From Federated Learning to X-Learning: Breaking the Barriers of Decentrality Through Random Walks
Allan Salihovic, Payam Abdisarabshali, Michael Langberg, Seyyedali Hosseinalipour
TL;DR
XL reframes distributed ML by enabling ML models to act as autonomous walkers that traverse networks via multi-hop D2D transfers, thereby breaking rigid central-server or one-hop patterns. The framework formalizes a DoF-rich design space, including walker count, transition policies, local update budgets, memory, and inter-walker collaboration, and demonstrates single- and multi-walker strategies with elastic, perception-aware, and memory-enabled dynamics. Theoretical convergence results for time-varying transition matrices show $O(1/\sqrt{K})$ rates under standard assumptions, with corollaries linking visitation frequencies to data proportions.
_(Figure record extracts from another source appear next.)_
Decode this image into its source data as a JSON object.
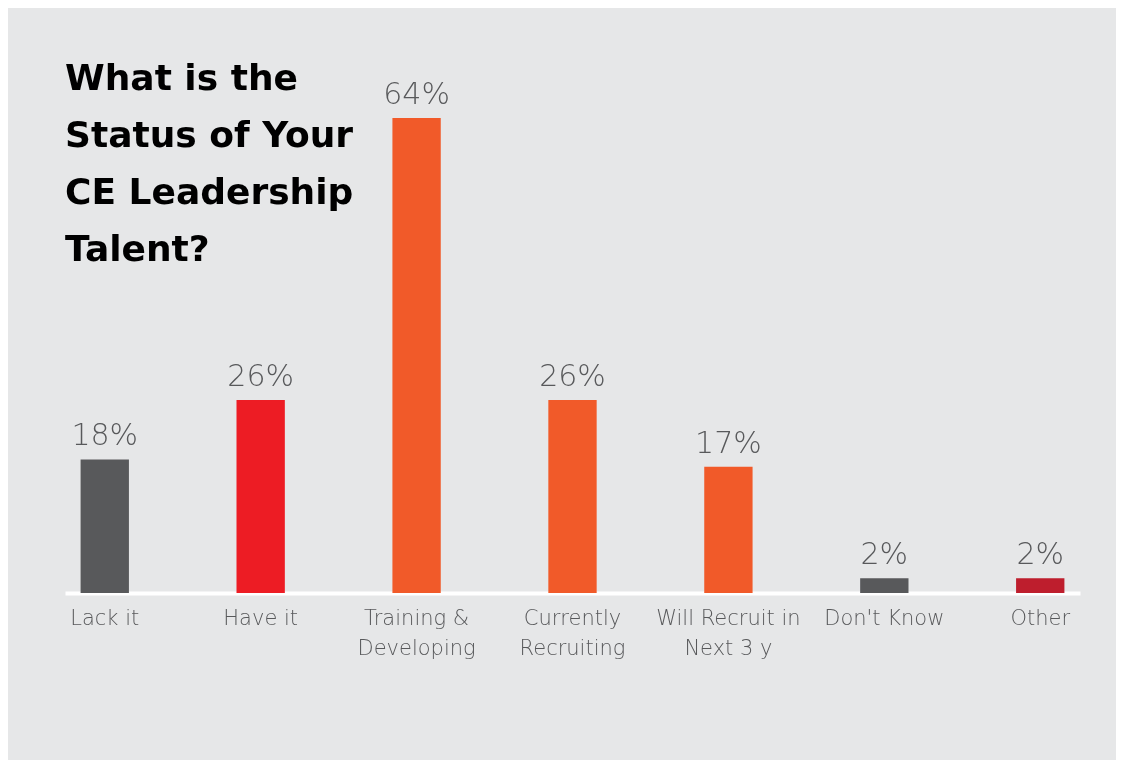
{
  "chart_data": {
    "type": "bar",
    "title": "What is the Status of Your CE Leadership Talent?",
    "categories": [
      "Lack it",
      "Have it",
      "Training & Developing",
      "Currently Recruiting",
      "Will Recruit in Next 3 y",
      "Don't Know",
      "Other"
    ],
    "values": [
      18,
      26,
      64,
      26,
      17,
      2,
      2
    ],
    "colors": [
      "#58595b",
      "#ed1c24",
      "#f15a29",
      "#f15a29",
      "#f15a29",
      "#58595b",
      "#be1e2d"
    ],
    "value_labels": [
      "18%",
      "26%",
      "64%",
      "26%",
      "17%",
      "2%",
      "2%"
    ],
    "grid": false,
    "legend": false
  }
}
Practically, XL offers resource-efficient, topology-aware, scalable learning for heterogeneous, dynamic networks, with potential impacts on 6G IoT, vehicular networks, and large-scale social graphs.
Abstract
We provide our perspective on X-Learning (XL), a novel distributed learning architecture that generalizes and extends the concept of decentralization. Our goal is to present a vision for XL, introducing its unexplored design considerations and degrees of freedom. To this end, we shed light on the intuitive yet non-trivial connections between XL, graph theory, and Markov chains. We also present a series of open research directions to stimulate further research.